Membrane topology and mutational analysis of the osmotically activated BetT choline transporter of Escherichia coli.

Author information

1
Department of Biotechnology, The Norwegian University of Science and Technology, N-7491 Trondheim, Norway. Anne.Tondervik@biotech.ntnu.no

Abstract

For osmoprotection, Escherichia coli can synthesize glycine betaine from externally supplied choline by the Bet system (betTIBA products). The major carrier of choline is the high-affinity, proton-driven, secondary transporter BetT, which belongs to the BCCT family of transporters. Fusion proteins consisting of N-terminal fragments of BetT linked to beta-galactosidase (LacZ) or alkaline phosphatase (PhoA) were constructed. By analysis of 51 fusion proteins with 37 unique fusion-points, the predictions that BetT comprised 12 membrane-spanning regions and that its N- and C-terminal extensions of about 12 and 180 amino acid residues, respectively, were situated in the cytoplasm were confirmed. This is believed to represent the first experimental examination of the membrane topology of a BCCT family protein.

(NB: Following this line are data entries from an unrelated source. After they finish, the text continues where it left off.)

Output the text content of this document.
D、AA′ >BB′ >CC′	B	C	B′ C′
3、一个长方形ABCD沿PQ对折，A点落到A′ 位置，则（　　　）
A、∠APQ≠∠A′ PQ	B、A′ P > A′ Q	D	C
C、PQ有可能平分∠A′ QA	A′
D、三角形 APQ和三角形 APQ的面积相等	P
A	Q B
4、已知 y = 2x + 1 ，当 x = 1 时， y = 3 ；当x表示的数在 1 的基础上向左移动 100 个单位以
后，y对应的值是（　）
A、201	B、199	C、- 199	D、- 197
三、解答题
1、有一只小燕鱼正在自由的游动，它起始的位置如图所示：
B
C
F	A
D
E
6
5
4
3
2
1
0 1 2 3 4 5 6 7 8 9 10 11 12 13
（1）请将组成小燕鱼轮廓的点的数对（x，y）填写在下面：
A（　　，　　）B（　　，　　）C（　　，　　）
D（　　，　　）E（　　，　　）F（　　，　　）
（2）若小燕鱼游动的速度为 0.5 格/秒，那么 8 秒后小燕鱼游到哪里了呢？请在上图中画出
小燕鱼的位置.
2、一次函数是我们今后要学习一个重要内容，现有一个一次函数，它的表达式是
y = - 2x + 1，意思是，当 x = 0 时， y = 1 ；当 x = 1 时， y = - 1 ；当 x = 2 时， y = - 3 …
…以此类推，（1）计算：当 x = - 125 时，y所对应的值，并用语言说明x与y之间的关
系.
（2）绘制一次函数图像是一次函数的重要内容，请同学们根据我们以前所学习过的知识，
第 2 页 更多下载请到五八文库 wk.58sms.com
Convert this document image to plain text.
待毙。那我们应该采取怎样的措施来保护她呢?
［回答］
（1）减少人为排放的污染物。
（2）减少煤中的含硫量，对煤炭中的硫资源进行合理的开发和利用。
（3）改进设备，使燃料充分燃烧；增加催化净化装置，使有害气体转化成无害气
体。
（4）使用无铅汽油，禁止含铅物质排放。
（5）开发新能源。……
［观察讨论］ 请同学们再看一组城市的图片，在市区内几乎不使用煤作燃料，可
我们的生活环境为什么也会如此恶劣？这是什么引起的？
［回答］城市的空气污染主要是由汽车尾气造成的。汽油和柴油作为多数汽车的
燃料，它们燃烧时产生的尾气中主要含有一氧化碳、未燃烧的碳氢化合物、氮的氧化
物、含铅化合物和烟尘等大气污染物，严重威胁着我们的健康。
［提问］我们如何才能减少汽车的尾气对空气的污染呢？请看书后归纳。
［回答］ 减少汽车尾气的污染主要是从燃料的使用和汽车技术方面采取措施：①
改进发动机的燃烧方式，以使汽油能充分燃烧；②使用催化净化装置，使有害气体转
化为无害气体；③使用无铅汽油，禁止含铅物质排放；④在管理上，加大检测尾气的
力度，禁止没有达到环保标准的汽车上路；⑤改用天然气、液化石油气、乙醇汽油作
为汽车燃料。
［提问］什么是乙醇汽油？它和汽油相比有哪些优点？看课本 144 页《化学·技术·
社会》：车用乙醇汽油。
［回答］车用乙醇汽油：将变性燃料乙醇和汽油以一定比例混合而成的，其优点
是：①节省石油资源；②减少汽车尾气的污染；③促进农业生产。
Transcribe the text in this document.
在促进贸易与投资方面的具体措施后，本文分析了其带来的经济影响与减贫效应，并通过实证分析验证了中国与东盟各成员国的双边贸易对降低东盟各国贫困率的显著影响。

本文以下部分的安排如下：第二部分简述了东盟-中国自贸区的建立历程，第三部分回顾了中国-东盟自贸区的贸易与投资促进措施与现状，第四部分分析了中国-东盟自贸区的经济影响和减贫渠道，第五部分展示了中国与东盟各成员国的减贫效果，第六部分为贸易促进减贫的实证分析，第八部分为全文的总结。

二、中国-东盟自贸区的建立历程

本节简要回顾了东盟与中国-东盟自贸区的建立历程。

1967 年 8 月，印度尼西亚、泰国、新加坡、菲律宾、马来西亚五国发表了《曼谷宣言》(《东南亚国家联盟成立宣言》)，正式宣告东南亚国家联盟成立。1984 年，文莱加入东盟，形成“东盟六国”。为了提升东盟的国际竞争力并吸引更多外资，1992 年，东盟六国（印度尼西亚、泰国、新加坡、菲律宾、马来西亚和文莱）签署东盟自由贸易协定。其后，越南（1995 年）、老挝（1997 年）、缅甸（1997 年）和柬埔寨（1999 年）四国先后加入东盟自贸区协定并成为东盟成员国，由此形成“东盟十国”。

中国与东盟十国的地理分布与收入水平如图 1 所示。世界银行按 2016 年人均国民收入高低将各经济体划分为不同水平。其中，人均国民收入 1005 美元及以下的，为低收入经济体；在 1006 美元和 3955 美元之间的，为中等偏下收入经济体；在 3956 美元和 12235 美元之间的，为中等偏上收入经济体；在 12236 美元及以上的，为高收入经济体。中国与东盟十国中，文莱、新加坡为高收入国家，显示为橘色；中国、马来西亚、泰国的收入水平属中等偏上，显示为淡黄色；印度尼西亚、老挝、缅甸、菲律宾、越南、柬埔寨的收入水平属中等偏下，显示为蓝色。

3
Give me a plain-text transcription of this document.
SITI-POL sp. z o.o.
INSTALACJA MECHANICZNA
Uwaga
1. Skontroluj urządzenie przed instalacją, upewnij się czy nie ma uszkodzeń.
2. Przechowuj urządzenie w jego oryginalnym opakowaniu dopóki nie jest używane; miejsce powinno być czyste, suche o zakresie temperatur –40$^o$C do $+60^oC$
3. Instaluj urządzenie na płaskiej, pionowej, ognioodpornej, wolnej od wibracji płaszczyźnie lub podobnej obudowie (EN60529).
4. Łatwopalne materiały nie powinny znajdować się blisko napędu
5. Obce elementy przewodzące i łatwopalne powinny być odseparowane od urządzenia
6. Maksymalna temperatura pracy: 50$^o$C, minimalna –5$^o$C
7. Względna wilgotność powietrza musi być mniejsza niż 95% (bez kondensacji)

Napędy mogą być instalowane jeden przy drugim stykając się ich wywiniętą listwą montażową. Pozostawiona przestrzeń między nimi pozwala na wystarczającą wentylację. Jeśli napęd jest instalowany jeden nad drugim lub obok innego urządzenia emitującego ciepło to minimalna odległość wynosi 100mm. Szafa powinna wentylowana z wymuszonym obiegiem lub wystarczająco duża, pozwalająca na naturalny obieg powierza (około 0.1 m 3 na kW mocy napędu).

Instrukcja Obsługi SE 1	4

Osmotic upshock experiments were performed with spectinomycin-treated E. coli cells that had expressed the wild-type or a mutant BetT protein during growth at low osmolality (160 mosmol kg(-1)). The choline transport activity of wild-type BetT increased tenfold when the cells were stressed with 0.4 M NaCl (total osmolality 780 mosmol kg(-1)). The peak activity was recorded 5 min after the upshock and higher or lower concentrations of NaCl reduced the activity. Deletions of 1-12 C-terminal residues of BetT caused a gradual reduction in the degree of osmotic activation from ten- to twofold. Mutant proteins with deletion of 18-101 residues displayed a background transport activity, but they could not be osmotically activated. The data showed that the cytoplasmic C-terminal domain of BetT plays an important role in the regulation of BetT activity and that C-terminal truncations can cause BetT to be permanently locked in a low-transport-activity mode.

PMID:
17322201
DOI:
10.1099/mic.0.2006/003608-0
[Indexed for MEDLINE]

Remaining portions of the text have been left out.